Overwhelming Majority Want Referendum, Foreign Minister Says “Out Of The Question”

Published March 3, 2014

Andie Sophia Fontaine
Photo by
Paul Fontaine

A new poll shows a growing majority of Icelanders from every party want a referendum on whether or not to continue EU accession talks, but Minister of Foreign Affairs Gunnar Bragi Sveinsson says a referendum is “out of the question”, and blamed the media in part for the poll’s results.

The results of the poll show that 81.6% of Icelanders want to vote in a referendum on whether or not to continue European Union accession talks. Broken down by party affiliation, the majority of voters from every party support the idea as well.

Support was highest amongst supporters of Bright Future, 94.6% of whom said they wanted a referendum. Support was lowest amongst Progressives, at 51.9%. Moreover, Progressives in Kópavogur have issued a statement calling for Gunnar Bragi to withdraw his proposal to end accession talks altogether – pointing out that the ruling coalitionpromised such a referendum before the elections last April.

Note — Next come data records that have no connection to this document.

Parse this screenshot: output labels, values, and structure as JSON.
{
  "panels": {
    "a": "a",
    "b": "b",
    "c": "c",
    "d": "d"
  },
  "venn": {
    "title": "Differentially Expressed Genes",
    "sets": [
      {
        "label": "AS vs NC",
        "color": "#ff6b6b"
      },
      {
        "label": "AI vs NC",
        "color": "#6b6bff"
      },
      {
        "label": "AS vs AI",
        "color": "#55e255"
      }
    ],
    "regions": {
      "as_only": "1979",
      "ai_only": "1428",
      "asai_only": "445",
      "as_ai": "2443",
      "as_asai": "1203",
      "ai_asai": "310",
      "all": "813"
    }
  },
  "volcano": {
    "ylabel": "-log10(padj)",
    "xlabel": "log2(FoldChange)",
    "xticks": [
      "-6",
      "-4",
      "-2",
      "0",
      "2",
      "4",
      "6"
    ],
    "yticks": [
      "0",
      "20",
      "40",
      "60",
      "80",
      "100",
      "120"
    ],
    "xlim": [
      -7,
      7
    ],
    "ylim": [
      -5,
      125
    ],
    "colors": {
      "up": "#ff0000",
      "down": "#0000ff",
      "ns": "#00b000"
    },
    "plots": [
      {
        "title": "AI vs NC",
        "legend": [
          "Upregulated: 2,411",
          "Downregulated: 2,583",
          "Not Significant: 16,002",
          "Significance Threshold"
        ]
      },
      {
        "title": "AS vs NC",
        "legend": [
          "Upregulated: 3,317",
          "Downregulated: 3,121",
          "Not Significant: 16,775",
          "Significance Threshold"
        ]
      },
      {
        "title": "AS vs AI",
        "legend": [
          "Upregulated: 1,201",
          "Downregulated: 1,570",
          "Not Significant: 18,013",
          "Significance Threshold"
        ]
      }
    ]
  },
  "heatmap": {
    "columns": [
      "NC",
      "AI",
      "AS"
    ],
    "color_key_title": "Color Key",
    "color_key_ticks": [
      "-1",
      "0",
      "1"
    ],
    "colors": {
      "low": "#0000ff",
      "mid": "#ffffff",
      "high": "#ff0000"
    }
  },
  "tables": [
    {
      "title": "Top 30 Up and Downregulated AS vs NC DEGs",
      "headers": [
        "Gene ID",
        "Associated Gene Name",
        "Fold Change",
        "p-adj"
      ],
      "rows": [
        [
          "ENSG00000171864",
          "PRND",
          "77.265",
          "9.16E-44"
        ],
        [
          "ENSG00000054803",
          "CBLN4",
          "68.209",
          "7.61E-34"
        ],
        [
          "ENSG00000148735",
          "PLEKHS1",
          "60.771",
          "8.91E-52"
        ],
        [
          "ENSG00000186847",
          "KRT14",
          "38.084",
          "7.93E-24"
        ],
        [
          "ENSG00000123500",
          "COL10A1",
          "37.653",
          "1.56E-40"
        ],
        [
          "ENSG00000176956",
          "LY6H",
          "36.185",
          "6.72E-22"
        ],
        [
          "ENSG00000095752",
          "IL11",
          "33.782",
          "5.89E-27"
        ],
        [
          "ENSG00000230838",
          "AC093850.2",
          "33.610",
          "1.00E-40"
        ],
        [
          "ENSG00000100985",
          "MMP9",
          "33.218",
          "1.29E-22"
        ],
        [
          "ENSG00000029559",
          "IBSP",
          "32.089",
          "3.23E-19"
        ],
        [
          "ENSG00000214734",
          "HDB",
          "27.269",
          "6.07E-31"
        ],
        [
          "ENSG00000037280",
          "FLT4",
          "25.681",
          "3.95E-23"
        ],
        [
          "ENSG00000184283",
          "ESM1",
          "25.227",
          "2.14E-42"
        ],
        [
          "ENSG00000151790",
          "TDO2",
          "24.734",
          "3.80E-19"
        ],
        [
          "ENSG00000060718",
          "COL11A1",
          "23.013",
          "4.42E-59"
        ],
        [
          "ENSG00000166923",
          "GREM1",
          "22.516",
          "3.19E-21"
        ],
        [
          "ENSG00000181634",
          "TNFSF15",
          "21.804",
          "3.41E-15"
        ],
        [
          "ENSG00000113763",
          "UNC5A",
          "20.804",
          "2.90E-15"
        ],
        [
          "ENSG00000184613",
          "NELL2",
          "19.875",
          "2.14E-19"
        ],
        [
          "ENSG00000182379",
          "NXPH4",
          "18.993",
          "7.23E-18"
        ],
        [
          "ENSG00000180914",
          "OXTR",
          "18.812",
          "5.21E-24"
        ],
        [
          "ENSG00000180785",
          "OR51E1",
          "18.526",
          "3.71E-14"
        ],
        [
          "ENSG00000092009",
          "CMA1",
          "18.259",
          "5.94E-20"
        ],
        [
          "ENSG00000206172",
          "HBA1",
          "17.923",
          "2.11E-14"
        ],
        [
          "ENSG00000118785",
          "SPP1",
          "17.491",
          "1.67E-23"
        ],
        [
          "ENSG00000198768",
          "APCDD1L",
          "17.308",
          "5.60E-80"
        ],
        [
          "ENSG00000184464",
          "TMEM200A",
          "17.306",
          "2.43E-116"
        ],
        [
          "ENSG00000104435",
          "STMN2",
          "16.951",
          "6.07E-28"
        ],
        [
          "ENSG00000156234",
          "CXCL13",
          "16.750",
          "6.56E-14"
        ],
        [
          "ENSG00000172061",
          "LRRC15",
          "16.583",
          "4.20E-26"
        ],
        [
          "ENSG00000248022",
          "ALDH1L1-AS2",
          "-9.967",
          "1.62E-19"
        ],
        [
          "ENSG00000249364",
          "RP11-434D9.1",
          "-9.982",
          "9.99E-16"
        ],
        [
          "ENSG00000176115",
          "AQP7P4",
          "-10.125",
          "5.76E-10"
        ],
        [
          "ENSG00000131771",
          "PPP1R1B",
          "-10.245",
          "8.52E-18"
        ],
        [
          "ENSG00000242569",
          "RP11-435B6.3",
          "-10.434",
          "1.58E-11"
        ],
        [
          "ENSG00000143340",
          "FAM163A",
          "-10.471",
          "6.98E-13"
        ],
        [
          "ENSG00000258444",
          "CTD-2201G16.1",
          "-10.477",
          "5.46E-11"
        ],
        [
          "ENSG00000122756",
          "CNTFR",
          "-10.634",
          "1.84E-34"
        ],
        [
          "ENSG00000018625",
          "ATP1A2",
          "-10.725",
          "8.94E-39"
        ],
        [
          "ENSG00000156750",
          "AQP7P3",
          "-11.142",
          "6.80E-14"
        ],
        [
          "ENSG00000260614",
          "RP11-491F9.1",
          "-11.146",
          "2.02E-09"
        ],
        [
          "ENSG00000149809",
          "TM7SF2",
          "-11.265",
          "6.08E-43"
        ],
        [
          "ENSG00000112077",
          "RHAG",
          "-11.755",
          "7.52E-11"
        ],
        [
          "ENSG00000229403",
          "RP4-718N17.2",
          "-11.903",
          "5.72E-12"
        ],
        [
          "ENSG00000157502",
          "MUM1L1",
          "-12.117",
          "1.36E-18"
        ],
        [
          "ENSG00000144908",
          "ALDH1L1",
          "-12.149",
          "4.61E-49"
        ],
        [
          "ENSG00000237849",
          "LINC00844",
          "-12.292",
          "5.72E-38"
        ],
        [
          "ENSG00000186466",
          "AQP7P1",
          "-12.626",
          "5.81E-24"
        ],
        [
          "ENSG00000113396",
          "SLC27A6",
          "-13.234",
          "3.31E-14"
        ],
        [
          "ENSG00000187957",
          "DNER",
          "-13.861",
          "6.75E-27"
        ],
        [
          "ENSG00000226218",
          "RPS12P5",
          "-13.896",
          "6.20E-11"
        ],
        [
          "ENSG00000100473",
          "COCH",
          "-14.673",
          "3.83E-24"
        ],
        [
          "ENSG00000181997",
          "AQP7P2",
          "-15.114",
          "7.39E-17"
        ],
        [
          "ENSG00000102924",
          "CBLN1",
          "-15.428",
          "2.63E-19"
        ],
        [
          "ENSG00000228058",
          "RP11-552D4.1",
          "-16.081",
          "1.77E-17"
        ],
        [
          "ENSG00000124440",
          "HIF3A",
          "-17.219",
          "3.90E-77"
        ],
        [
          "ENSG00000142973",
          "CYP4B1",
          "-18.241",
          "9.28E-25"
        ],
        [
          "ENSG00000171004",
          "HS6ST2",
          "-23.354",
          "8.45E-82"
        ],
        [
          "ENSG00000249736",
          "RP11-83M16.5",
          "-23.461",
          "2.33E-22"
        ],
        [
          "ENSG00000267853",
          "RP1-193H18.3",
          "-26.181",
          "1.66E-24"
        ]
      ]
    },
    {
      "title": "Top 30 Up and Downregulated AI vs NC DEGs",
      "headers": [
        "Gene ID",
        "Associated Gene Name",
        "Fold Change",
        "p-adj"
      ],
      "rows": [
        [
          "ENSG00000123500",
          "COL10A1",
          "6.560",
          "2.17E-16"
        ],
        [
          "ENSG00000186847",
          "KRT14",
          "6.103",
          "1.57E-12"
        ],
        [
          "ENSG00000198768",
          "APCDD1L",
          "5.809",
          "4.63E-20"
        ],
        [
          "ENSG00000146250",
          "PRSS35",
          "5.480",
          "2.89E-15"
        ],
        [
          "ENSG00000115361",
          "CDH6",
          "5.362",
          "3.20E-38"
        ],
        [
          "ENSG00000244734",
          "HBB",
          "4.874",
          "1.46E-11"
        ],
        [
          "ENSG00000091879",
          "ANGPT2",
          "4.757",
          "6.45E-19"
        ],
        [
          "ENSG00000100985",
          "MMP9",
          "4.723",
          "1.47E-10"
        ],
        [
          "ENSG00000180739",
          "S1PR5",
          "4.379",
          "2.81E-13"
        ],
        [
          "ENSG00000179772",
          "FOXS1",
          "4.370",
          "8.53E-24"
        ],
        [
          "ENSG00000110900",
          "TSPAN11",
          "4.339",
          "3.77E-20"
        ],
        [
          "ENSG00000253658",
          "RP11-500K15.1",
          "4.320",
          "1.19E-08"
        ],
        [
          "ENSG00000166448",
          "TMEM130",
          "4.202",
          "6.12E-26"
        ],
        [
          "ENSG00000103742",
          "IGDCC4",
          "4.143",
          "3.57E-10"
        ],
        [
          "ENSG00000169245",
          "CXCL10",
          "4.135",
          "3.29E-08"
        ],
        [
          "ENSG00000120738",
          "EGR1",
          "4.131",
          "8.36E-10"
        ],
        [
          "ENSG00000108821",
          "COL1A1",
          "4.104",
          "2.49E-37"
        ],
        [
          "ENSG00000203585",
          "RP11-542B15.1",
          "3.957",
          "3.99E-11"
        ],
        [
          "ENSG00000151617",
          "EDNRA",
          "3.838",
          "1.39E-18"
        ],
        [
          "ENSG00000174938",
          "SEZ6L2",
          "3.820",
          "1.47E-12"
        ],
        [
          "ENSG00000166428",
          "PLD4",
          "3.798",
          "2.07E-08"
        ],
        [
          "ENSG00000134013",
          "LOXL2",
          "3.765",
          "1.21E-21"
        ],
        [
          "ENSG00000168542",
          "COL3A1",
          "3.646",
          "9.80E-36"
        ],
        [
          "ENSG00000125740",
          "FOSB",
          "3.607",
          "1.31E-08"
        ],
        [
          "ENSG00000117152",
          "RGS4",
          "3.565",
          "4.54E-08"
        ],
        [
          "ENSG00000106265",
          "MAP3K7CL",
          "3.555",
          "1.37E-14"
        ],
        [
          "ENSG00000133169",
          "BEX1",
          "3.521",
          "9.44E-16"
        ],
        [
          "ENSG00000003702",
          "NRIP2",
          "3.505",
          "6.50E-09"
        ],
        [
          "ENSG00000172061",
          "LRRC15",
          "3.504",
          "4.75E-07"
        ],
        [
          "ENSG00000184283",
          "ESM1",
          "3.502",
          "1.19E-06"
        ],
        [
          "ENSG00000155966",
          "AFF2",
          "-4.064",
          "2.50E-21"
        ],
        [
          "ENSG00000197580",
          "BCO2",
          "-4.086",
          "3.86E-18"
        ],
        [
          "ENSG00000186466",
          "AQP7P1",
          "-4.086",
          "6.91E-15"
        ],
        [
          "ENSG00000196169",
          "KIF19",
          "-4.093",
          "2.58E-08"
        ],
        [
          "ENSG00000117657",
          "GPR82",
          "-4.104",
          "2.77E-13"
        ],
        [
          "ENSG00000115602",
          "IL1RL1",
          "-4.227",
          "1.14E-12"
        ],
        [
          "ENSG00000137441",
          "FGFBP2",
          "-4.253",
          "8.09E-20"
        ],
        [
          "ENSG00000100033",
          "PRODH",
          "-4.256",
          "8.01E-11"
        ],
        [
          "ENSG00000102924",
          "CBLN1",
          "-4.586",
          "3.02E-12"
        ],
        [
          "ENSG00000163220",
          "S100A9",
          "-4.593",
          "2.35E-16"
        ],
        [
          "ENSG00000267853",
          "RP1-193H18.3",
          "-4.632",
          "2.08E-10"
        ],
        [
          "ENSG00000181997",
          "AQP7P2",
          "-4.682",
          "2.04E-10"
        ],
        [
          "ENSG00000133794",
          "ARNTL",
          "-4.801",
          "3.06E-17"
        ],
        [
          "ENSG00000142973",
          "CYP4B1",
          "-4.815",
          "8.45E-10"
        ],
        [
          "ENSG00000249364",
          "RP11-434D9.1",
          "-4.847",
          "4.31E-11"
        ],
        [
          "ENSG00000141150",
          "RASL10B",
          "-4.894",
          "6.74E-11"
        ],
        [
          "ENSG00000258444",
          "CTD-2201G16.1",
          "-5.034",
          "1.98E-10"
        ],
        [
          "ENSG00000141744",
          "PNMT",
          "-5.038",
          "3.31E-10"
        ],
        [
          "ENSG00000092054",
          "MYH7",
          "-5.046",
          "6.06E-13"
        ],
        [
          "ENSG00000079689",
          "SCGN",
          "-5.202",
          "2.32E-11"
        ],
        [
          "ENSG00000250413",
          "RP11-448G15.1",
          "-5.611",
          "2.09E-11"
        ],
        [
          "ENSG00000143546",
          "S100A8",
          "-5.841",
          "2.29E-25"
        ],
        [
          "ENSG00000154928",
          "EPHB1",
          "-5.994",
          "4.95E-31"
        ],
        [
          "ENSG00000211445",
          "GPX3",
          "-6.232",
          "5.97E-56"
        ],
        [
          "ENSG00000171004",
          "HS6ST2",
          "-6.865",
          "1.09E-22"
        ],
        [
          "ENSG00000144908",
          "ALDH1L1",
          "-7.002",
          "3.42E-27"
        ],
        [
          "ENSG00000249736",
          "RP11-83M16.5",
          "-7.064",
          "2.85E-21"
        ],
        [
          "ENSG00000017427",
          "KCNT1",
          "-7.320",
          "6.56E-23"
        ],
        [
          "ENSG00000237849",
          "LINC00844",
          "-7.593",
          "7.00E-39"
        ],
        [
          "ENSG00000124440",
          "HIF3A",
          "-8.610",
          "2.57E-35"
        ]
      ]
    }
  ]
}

Gunnar Bragi shared his thoughts on the matter with Vísir, saying:

“I welcome the fact that the people are interested in this issue, and it doesn’t surprise me, considering how the matter has developed in parliament and how the media has reported on it, a very one-sided and special reportage,” adding that a referendum on the matter is “out of the question”.

Furthermore, Gunnar Bragi remains unconvinced of the significance of a petition calling for a referendum that over 41,000 Icelanders have signed so far. Interestingly, in 2011 he had a completely different opinion of another petition – this one on household debt relief – telling parliament, “What is being done about the demands that these 33,000 signed under? We must follow the demands of the public, Madam President, that so many have signed.”

Meanwhile, the results of a Gallup poll conducted between February 1 and 27 show that support for the ruling coalition is dropping, while support for every party in the opposition has increased.